Ask, and it shall be given you; seek, and ye shall find; knock, and it shall be opened unto you: For every one that asketh receiveth; and he that seeketh findeth; and to him that knocketh it shall be opened. Or what man is there of you, whom if his son ask bread, will he give him a stone? Or if he ask a fish, will he give him a serpent? If ye then, being evil, know how to give good gifts unto your children, how much more shall your Father which is in heaven give good things to them that ask him?’

 

MaDube goes on to read the explanation that is written at the bottom and I am amazed at the simplicity of this message and how easy it seems to ask God. It says that God will only give you good things because of His love and that I must trust Him. It says that anything bad comes from the devil, not God. It likens God to a good father who will not harm their child but will only offer them the best. Of course I do not know anything about a good father towards me, but I imagine God to be like my mother who would always give us the best portion of any meal and save the scraps for herself. She always made herself suffer for our sake and the feeling of gratitude that overtakes me is indescribable as I realize how good God is to me. I decide that I will ask Him for what I desire from now on and I mean it. If God is as good, and even better than my mother, then I can trust Him. I can depend on Him, and I choose to, right in that very moment, seated on MaDube’s couch.

 

When we are done, we take turns to pray and I head home.
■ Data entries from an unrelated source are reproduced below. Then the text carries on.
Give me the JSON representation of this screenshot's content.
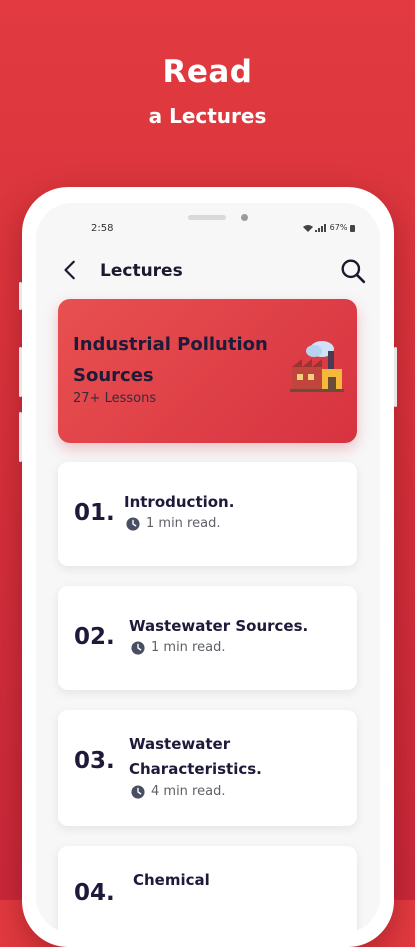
{
  "hero": {
    "title": "Read",
    "subtitle": "a Lectures"
  },
  "status_bar": {
    "time": "2:58",
    "battery": "67%"
  },
  "header": {
    "title": "Lectures"
  },
  "banner": {
    "title": "Industrial Pollution Sources",
    "count": "27+ Lessons"
  },
  "lectures": [
    {
      "num": "01.",
      "title": "Introduction.",
      "read": "1 min read."
    },
    {
      "num": "02.",
      "title": "Wastewater Sources.",
      "read": "1 min read."
    },
    {
      "num": "03.",
      "title": "Wastewater Characteristics.",
      "read": "4 min read."
    },
    {
      "num": "04.",
      "title": "Chemical"
    }
  ],
  "colors": {
    "accent": "#d73340",
    "text_dark": "#1d1a3a"
  },
  "icons": [
    "back-arrow-icon",
    "search-icon",
    "factory-icon",
    "clock-icon"
  ]
}
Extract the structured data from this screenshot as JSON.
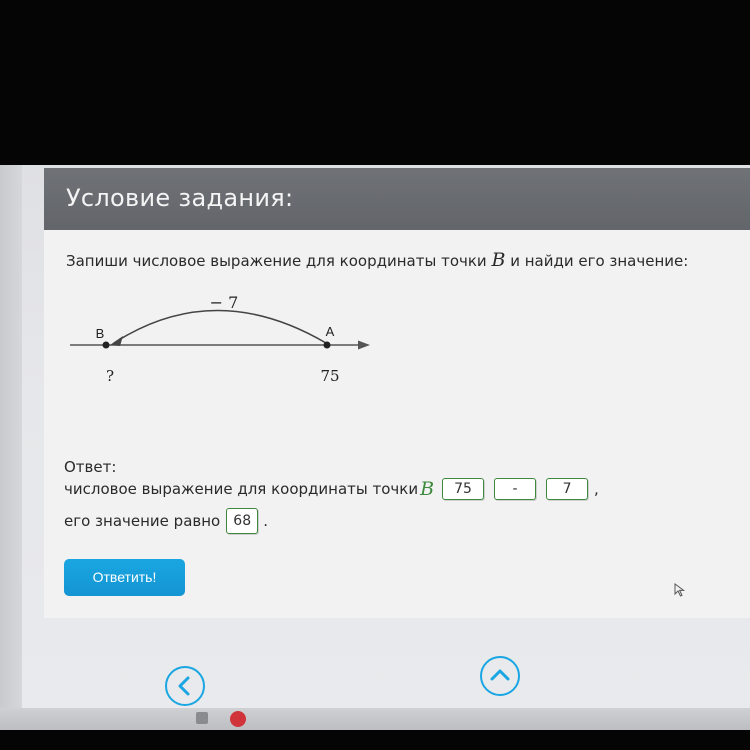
{
  "task": {
    "title": "Условие задания:",
    "instruction_before": "Запиши числовое выражение для координаты точки ",
    "instruction_var": "B",
    "instruction_after": " и найди его значение:"
  },
  "number_line": {
    "arc_label": "− 7",
    "point_b_label": "B",
    "point_a_label": "A",
    "point_b_value": "?",
    "point_a_value": "75"
  },
  "answer": {
    "label": "Ответ:",
    "expression_prefix": "числовое выражение для координаты точки ",
    "expression_var": "B",
    "box1": "75",
    "box2": "-",
    "box3": "7",
    "expression_suffix": ",",
    "value_prefix": "его значение равно ",
    "value_box": "68",
    "value_suffix": "."
  },
  "submit_label": "Ответить!",
  "nav": {
    "back_icon": "chevron-left-icon",
    "up_icon": "chevron-up-icon"
  },
  "colors": {
    "header_bg": "#66696e",
    "accent_blue": "#1aa6e2",
    "input_border_green": "#3d8a3d"
  }
}
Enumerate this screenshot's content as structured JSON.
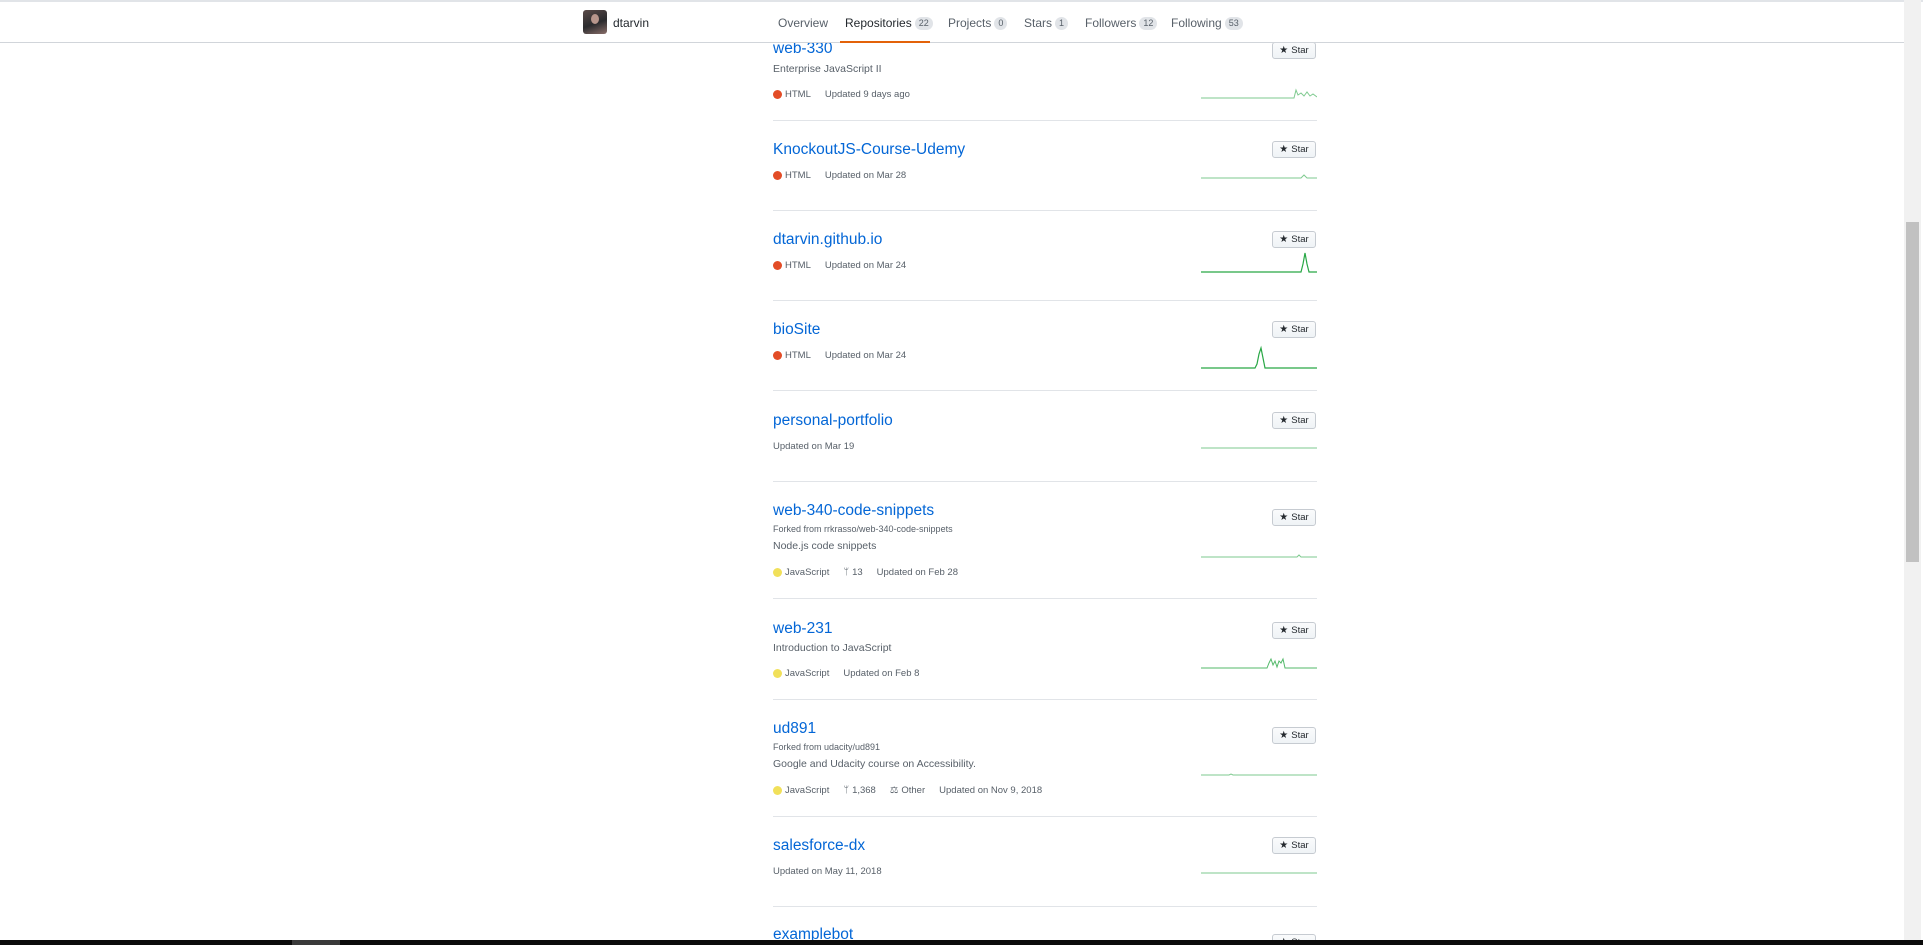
{
  "header": {
    "username": "dtarvin",
    "tabs": [
      {
        "label": "Overview",
        "count": null
      },
      {
        "label": "Repositories",
        "count": "22"
      },
      {
        "label": "Projects",
        "count": "0"
      },
      {
        "label": "Stars",
        "count": "1"
      },
      {
        "label": "Followers",
        "count": "12"
      },
      {
        "label": "Following",
        "count": "53"
      }
    ],
    "active_tab": "Repositories",
    "accent_color": "#e36209"
  },
  "star_label": "Star",
  "colors": {
    "link": "#0366d6",
    "html": "#e34c26",
    "javascript": "#f1e05a",
    "sparkline": "#28a745"
  },
  "repos": [
    {
      "name": "web-330",
      "desc": "Enterprise JavaScript II",
      "lang": "HTML",
      "updated": "Updated 9 days ago"
    },
    {
      "name": "KnockoutJS-Course-Udemy",
      "lang": "HTML",
      "updated": "Updated on Mar 28"
    },
    {
      "name": "dtarvin.github.io",
      "lang": "HTML",
      "updated": "Updated on Mar 24"
    },
    {
      "name": "bioSite",
      "lang": "HTML",
      "updated": "Updated on Mar 24"
    },
    {
      "name": "personal-portfolio",
      "updated": "Updated on Mar 19"
    },
    {
      "name": "web-340-code-snippets",
      "forked": "Forked from rrkrasso/web-340-code-snippets",
      "desc": "Node.js code snippets",
      "lang": "JavaScript",
      "forks": "13",
      "updated": "Updated on Feb 28"
    },
    {
      "name": "web-231",
      "desc": "Introduction to JavaScript",
      "lang": "JavaScript",
      "updated": "Updated on Feb 8"
    },
    {
      "name": "ud891",
      "forked": "Forked from udacity/ud891",
      "desc": "Google and Udacity course on Accessibility.",
      "lang": "JavaScript",
      "forks": "1,368",
      "license": "Other",
      "updated": "Updated on Nov 9, 2018"
    },
    {
      "name": "salesforce-dx",
      "updated": "Updated on May 11, 2018"
    },
    {
      "name": "examplebot"
    }
  ]
}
When I get into my room, I switch on Gumede’s phone and I dial mama’s number. I suddenly miss her but I am not sure if she will answer since it’s after nine o’clock in the night, but I pray to God that she will. After ringing for a long time, she answers and when I greet her, she exclaims,

 

‘Awu Khethiwe mntanami, ng’yakukhumbula kakhulu mntanami. Unjani zibulo lami?’

 

‘Ngiphilile ma, ngiyakukhumbula nam’.’

My heart is full of joy as I speak to mama, telling her about my new acquaintance MaDube. She is happy to hear that I have found a woman who can mother me and that she is a woman of faith. We speak about the family and work for a few more minutes, before my phone beeps to tell me my airtime is almost done, and so I hurry to say goodbye and cut the phone.

 

Calling mama when it is not month end is rare now, and I feel good for doing it, but I am also disheartened at my lack of finances for something as simple as airtime. As I go to sleep I say a prayer thanking God for the day and that I was able to talk to mama, and then I ask, simply,

 

‘Lord, please remove Gumede as a threat in my life. I want to live freely.’

 

The prayer takes me aback, and I find myself in deep thought for a few minutes. It was so unplanned and so unexpected, that I am unsure what to make of it. Clearly I am troubled by this man and what he has made my life out to be. Ultimately though, I am so glad I said it and I believe that God hears me.